This Major Research Instrumentation (MRI) award supports the acquisition of a data storage instrument named FlashTAIL that will be managed by University of North Dakota (UND). This instrument will enable high speed data transfers for high-performance computing environments that use Graphical Processing Unit (GPU) computational accelerators and specialize in advanced Artificial Intelligence (AI) and Machine Learning (ML) applications.
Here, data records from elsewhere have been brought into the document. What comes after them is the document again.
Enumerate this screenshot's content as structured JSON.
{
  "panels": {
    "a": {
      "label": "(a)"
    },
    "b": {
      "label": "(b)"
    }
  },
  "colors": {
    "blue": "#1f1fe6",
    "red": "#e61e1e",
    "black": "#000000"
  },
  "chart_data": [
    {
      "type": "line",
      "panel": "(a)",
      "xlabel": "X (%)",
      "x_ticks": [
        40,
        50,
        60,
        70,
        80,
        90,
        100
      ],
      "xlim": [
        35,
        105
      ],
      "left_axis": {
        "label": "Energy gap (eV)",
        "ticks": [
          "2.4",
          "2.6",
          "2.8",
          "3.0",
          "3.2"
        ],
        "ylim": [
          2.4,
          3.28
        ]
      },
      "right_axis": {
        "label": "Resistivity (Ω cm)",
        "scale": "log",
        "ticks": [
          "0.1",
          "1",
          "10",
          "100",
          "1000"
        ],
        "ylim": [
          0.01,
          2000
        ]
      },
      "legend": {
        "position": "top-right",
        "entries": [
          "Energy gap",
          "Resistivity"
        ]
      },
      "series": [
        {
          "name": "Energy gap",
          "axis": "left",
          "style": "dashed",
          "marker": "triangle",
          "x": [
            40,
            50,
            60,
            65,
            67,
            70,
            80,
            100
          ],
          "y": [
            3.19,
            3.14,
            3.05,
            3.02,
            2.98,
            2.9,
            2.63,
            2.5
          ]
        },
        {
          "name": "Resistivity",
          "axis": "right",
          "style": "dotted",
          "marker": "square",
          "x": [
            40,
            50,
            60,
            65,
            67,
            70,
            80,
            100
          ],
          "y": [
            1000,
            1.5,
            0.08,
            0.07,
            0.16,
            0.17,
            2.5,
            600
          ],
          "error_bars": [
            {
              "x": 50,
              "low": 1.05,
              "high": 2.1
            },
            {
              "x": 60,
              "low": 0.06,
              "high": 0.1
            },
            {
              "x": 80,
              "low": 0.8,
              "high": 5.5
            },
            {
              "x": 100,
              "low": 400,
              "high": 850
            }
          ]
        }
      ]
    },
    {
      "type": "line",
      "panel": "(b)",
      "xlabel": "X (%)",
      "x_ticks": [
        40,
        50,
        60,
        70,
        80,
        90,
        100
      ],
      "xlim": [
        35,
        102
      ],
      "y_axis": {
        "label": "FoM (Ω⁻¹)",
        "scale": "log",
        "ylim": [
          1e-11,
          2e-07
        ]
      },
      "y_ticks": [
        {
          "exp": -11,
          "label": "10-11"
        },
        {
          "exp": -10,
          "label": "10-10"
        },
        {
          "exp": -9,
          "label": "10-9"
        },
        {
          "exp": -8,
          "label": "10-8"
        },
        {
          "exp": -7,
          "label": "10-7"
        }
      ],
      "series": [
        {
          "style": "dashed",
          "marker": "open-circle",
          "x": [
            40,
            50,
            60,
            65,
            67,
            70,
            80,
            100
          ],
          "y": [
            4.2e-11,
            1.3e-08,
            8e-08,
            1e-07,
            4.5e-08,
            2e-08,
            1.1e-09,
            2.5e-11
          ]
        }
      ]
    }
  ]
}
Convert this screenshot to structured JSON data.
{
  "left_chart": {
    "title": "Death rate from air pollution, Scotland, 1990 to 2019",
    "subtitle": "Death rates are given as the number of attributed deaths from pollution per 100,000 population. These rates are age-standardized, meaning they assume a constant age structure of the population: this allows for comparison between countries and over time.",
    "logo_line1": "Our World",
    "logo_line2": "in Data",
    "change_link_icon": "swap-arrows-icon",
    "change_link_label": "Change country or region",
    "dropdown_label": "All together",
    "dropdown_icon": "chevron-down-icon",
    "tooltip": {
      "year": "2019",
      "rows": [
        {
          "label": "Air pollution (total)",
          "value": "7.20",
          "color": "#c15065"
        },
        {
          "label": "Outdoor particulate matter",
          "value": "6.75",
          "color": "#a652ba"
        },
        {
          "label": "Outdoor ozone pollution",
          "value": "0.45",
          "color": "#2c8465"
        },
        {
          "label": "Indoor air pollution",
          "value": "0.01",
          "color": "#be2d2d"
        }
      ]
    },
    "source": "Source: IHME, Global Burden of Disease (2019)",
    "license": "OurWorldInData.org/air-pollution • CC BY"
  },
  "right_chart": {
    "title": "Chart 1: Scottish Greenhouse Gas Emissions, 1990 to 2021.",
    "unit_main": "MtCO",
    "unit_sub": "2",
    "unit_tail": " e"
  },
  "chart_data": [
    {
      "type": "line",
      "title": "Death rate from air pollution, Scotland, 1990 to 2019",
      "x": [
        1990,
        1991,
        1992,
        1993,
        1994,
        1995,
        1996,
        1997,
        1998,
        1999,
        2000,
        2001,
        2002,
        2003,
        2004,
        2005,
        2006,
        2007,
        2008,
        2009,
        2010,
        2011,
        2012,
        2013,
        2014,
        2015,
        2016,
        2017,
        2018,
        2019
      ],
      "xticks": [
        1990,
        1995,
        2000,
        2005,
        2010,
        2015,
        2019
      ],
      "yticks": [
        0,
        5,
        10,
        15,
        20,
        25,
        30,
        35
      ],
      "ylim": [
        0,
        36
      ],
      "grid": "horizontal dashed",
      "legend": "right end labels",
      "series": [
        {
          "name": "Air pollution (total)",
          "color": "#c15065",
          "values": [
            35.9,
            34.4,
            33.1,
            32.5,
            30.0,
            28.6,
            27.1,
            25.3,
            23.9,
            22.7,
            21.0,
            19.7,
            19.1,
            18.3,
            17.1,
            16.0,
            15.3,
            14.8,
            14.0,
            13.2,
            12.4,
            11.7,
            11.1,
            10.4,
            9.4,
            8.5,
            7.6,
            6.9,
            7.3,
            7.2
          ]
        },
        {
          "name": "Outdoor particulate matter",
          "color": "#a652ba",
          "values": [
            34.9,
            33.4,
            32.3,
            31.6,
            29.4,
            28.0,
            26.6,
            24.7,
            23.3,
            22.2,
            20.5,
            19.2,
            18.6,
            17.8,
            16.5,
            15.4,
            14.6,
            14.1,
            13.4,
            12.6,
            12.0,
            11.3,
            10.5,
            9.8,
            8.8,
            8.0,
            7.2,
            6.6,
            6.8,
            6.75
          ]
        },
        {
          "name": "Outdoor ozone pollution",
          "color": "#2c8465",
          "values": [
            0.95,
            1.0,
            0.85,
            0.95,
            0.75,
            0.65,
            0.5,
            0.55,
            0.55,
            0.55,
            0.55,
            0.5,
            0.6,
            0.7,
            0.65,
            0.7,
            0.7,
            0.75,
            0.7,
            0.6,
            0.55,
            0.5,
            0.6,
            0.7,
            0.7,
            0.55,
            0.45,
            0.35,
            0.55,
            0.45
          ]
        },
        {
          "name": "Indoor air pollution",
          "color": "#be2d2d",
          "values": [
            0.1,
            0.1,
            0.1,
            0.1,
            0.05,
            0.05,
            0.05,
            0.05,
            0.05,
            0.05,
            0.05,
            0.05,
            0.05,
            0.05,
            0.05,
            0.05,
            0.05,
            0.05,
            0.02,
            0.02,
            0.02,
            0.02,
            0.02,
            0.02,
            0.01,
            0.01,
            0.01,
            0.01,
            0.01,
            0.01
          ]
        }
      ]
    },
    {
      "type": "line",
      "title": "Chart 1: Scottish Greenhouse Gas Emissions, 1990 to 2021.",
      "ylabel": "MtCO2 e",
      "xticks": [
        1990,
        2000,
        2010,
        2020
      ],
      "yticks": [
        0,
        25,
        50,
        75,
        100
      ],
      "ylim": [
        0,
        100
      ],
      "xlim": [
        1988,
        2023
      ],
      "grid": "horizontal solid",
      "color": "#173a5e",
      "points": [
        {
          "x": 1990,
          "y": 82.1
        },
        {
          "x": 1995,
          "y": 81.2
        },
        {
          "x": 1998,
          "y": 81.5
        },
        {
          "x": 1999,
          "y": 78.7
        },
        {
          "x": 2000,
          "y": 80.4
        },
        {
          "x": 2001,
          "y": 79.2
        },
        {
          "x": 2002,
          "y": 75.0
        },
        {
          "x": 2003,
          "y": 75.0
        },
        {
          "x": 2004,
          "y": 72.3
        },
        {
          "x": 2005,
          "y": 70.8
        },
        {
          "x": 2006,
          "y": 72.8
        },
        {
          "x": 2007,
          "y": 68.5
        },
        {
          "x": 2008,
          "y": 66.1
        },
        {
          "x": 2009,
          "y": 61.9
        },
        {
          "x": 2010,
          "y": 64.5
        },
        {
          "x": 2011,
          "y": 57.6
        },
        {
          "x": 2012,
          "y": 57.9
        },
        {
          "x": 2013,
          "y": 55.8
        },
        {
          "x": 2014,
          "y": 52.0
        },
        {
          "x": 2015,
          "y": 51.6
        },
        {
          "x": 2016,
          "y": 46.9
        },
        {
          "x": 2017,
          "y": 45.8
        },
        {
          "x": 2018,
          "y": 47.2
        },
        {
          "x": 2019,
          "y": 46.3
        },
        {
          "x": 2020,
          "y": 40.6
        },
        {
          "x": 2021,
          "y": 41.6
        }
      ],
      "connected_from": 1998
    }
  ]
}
UND has committed to significant investments over the next five years to hire new faculty and form a cluster of computational researchers with specializations in areas relevant to Big Data, AI, and ML. FlashTAIL will allow these researchers and other faculty at UND to grow Data Science, AI, and ML research capabilities across a wide swath of university departments. Courses offered by the participating researchers will attract students from departments to which cluster faculty have collaborative relationships. Course training will incorporate the GPU computing resources enhanced by the FlashTAIL instrument, providing students with the opportunity to work within a cutting-edge AI computing ecosystem. Through these avenues, FlashTAIL will improve the competitiveness of North Dakota research, contribute to the emergence of a diverse tech-enabled regional workforce, and assist university faculty in their efforts to address the Grand Challenge objectives regarding unmanned aircraft systems (UAS), big data and AI, rural health, and energy sustainability.
ML workflows often require the use of large datasets to train predictive algorithms that serve as the basis for robust AI. If an efficient data pipeline is not implemented, the algorithm training process can turn from a computationally restricted (compute bound) problem into a slower input/output (I/O bound) problem. This state of performance is known as "data starvation" and occurs when processors must wait for the data pipeline to deliver more data before the ML training can continue. The slower the training process, the less overall computational work can be completed, making advanced AI solutions more difficult to implement. Acquisition of FlashTAIL will serve to mitigate the impact of "data starvation" on ML workflows by equipping UND's OpenStack cloud system, Talon, with the DataDirect Networks AI400 storage instrument capable of streaming large datasets at a concurrent high input/output operations per second (IOPS) data rate of 40GB/s - 20GB/s to each of Talon's two HPE Apollo 6500 NVLink GPU-enabled compute nodes (8 x Nvidia Tesla smx2 V100 GPU cards per node). This will allow UND to support faculty research that requires large datasets to properly train predictive ML algorithms. This will improve the ability of UND research to develop computer vision AI applications for large-scale, large-dataset UAS-collected data for projects such as wildlife surveys and building and infrastructure analysis, and as well as small-scale, large-dataset microscopy-collected data for evaluating 3D biointerfaces for biological tissue development
This award is managed by and jointly funded through the MRI and Data programs within the NSF Office of Advanced Cyberinfrastructure (OAC) and the Electronics, Photonics and Magnetic Devices (EPMD) program within the Division of Electrical, Communications and Cyber Systems (ECCS).
This award reflects NSF's statutory mission and has been deemed worthy of support through evaluation using the Foundation's intellectual merit and broader impacts review criteria.